Silicon Valley Bank’s former chief executive Greg Becker plans to blame an “unprecedented” run on deposits fuelled by “rumours and misconceptions” for the collapse of the lender, according to testimony released ahead of a high-stakes congressional hearing.
In his first public appearance since the collapse of SVB on March 10, which triggered the worst bout of banking turmoil since the 2008 crisis, Becker is expected to say that no lender “could survive a bank run of that velocity and magnitude”.
According to pre-written testimony ahead of a grilling on Tuesday in front of the Senate banking committee, Becker said he was “devastated” by the collapse of SVB — which now ranks as the third-largest US bank failure — and “truly sorry” for the impact on staff, clients and investors.
In comments that could prove uncomfortable for Goldman Sachs, Becker pointed out SVB had decided to sell a chunk of its securities at a loss based on advice from the Wall Street group, a move that spooked investors and depositors.
The ensuing bank run prompted regulators at the US Federal Deposit Insurance Corporation to seize control of the bank. Goldman did not immediately respond to a request for comment.
“I never imagined that these unprecedented events could happen to SVB and strongly believe that the leadership team and I made the best decisions we could with the facts, forecasts, and outside expert advice available to us at the time,” wrote Becker, who ran SVB for 12 years.
The former SVB chief also appeared to direct some blame at the US Federal Reserve and its incorrect prediction that a jump in inflation starting in 2020 would be “transitory”. Because of that “messaging”, SVB and other banks “invested in their securities portfolios”, Becker argued.
Meanwhile, Becker took issue with an article in the Financial Times, published in February, that reported SVB was facing scrutiny over its decision to move assets into the securities portfolio, along with another lender called Silvergate. Silvergate decided to shut down on March 8, two days before the collapse of SVB.
“Silvergate’s failure and the link to SVB caused rumours and misconceptions to spread quickly online, leading to the start of what would become an unprecedented bank run,” wrote Becker.
He added: “The next day, the bank run picked up steam. By the end of the day on March 9, $42bn in deposits were withdrawn from SVB in 10 hours, or roughly $1mn every second.”
The next day the FDIC took possession of SVB, prompting another $100bn of deposit withdrawals. That meant 80 per cent of total deposits had disappeared in just two days, the swiftest run on a bank in US history.
In a report released late last month by the Fed, the US central bank blamed the failure of SVB on mismanagement by Becker and other executives, as well as regulatory changes made during the administration of Donald Trump and the failure of Fed supervisors to quickly address problems after they were uncovered.
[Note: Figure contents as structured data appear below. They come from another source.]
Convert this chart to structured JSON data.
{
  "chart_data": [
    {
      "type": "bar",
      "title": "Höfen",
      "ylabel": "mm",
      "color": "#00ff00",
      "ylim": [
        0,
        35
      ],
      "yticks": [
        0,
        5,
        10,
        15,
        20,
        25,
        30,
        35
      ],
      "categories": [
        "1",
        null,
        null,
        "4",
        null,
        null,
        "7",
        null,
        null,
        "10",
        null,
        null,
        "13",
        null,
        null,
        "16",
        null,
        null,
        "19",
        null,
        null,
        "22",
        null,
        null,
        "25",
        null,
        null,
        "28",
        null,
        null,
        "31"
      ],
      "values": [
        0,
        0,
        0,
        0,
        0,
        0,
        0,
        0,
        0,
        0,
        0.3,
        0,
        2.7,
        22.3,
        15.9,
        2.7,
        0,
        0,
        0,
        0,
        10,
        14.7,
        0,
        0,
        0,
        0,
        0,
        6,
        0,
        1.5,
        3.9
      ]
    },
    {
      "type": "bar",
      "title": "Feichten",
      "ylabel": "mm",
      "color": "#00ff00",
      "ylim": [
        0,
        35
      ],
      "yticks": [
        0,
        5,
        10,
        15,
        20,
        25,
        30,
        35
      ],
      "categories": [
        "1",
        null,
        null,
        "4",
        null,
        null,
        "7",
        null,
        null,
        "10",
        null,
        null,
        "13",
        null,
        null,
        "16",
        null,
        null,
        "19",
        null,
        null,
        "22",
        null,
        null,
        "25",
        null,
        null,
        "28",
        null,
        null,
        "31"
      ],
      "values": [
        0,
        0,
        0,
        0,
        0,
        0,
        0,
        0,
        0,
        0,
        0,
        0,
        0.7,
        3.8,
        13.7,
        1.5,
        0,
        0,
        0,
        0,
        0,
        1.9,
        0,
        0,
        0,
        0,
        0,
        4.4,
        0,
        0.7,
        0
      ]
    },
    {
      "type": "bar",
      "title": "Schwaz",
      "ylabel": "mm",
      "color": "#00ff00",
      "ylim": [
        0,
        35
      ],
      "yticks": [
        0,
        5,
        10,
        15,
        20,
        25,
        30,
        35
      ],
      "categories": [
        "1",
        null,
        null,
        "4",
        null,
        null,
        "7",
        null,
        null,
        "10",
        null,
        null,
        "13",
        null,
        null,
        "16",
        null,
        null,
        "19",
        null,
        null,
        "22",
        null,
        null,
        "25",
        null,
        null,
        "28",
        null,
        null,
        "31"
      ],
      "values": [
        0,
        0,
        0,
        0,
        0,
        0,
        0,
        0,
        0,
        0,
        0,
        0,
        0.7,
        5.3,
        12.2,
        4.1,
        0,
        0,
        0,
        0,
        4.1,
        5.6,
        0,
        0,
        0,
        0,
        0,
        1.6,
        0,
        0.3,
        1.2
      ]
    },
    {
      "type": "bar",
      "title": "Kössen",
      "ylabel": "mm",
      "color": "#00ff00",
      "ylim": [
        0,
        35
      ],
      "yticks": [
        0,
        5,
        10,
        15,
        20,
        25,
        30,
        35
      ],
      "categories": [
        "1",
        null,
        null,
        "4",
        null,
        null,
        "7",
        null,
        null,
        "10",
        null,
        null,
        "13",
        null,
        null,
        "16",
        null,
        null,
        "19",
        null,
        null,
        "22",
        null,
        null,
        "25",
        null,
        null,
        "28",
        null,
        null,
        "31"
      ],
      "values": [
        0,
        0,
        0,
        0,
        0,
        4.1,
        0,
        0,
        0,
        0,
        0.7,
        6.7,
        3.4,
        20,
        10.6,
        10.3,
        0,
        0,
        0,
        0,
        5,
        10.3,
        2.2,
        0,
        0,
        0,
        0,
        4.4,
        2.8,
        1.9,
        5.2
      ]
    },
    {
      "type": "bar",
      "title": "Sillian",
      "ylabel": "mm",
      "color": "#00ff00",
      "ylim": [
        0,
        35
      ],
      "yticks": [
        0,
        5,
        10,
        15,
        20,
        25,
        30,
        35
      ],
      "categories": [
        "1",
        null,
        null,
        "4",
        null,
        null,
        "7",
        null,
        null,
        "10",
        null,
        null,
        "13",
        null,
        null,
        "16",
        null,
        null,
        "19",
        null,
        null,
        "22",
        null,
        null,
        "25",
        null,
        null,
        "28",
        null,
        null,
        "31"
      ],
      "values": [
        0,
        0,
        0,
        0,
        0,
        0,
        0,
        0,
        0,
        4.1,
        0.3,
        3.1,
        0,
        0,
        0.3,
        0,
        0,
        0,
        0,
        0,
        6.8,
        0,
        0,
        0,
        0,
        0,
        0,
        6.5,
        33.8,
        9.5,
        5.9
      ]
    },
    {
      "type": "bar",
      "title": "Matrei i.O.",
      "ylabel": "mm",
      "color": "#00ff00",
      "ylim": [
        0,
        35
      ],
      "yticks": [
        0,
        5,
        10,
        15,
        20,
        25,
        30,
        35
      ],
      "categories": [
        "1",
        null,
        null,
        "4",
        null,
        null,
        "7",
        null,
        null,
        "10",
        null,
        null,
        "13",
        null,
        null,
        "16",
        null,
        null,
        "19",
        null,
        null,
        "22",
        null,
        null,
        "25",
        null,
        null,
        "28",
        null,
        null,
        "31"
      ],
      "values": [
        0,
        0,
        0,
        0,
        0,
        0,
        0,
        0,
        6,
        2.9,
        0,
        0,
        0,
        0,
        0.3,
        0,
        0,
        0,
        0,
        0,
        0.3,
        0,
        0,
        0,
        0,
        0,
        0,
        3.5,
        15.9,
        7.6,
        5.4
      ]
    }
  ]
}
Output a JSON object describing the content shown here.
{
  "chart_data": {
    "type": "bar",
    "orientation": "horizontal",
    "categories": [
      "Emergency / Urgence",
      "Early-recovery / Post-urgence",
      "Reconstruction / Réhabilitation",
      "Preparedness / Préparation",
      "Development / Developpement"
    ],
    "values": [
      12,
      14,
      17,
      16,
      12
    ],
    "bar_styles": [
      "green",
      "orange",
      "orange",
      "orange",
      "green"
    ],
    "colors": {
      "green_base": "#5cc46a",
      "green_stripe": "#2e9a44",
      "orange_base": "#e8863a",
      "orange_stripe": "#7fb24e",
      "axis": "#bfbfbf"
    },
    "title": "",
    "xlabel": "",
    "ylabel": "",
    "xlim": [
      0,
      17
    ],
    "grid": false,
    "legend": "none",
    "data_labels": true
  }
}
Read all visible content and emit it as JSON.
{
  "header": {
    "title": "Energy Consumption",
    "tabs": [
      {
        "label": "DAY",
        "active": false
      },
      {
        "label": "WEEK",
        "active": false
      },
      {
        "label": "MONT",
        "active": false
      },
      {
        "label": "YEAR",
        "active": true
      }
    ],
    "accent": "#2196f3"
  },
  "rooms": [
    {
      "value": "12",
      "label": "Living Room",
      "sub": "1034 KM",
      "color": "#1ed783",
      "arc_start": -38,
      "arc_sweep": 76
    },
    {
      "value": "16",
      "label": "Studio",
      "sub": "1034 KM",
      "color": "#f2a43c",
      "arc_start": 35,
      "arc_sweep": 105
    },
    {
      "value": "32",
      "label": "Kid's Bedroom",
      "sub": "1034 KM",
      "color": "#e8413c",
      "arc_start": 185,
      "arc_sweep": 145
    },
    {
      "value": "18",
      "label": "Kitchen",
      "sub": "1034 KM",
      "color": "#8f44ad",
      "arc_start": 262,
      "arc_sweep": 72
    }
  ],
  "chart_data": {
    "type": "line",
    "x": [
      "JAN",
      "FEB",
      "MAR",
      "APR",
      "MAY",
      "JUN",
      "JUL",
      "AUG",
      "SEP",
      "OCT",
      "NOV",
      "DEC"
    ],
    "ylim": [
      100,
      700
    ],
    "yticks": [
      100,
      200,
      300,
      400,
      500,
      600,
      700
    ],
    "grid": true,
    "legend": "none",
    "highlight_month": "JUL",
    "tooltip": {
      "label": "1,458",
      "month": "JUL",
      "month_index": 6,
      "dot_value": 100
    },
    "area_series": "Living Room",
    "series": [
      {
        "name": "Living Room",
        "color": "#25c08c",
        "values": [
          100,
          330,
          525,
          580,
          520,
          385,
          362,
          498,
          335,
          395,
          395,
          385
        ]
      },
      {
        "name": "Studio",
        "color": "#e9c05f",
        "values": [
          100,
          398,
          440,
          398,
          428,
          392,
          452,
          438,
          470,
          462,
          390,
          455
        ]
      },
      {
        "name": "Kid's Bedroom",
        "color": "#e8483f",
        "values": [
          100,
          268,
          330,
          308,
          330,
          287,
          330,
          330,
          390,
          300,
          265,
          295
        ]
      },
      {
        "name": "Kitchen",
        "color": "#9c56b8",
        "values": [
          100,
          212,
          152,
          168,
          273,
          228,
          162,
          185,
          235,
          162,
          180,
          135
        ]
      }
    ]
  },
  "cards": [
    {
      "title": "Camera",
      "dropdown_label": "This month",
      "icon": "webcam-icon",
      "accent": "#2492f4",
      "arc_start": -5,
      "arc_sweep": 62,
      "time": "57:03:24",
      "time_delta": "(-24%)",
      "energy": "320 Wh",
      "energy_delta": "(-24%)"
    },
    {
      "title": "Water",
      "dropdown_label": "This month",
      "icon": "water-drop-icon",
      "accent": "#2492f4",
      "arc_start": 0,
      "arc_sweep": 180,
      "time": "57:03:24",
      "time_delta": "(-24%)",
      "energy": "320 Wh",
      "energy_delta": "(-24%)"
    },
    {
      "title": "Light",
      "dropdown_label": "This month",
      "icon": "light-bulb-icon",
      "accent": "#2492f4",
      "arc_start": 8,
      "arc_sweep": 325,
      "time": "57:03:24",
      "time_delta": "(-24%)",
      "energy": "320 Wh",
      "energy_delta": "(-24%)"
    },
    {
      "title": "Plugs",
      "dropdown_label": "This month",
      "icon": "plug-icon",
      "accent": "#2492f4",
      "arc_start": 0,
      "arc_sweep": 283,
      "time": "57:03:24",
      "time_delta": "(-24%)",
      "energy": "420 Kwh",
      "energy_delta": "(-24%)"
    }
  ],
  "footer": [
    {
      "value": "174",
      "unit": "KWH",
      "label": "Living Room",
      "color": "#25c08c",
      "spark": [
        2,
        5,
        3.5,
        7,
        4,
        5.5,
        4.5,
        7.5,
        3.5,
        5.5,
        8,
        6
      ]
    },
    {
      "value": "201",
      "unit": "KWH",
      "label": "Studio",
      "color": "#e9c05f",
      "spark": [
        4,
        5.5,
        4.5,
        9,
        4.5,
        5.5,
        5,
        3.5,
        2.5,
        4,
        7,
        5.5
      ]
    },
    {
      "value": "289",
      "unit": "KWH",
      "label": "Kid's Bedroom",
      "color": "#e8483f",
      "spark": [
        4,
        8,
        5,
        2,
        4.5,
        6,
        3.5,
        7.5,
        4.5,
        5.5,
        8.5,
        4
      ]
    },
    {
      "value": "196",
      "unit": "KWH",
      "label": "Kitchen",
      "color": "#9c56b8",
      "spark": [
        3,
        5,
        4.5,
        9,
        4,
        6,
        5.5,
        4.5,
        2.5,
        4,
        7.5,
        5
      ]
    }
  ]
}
Former top executives from Signature Bank, which was seized by regulators in parallel with SVB, are scheduled to appear at the same hearing as Becker on Tuesday.
According to prewritten testimony, Scott Shay, former chair of Signature, plans to tell lawmakers that the FDIC was wrong to take over the lender.
“The bank had a well-defined and solid plan to continue in operation and withstand additional withdrawals,” Shay wrote. “Although I believed that the bank was in a strong position to weather the storm, regulators evidently saw things differently.”
The grilling of top executives from SVB and Signature will kick off a day of soul-searching in Washington over the reasons for the bank collapses, which shook confidence in US regional lenders and which the Fed has blamed for a credit crunch.
Regulators, including Fed vice-chair for supervision Michael Barr and FDIC chair Martin Gruenberg, will testify about the collapsed banks in a separate hearing before the House Financial Services Committee.
In his opening remarks, Barr is set to tell lawmakers he is “committed” to addressing “weaknesses in regulation and supervision” while being “sensitive to how changes may affect banks in the current economic environment”.
Becker’s testimony also addressed criticism about his pay, including disclosures that showed he sold $3.6mn in SVB shares shortly before the bank collapsed. He said he “believed very strongly” in SVB’s stock and that his stake was nearly five times larger than the size required by the board.
The sale of shares in February was triggered by SVB announcing its results for the fourth quarter, he said. “I did nothing to accelerate that trade and only learned it had executed after the fact.”
SVB’s market capitalisation hit a high of $44bn in 2021 at the peak of a pandemic-fuelled tech boom, but had dropped to about $17bn in February after concerns about a downturn in the venture capital industry that was its core client base.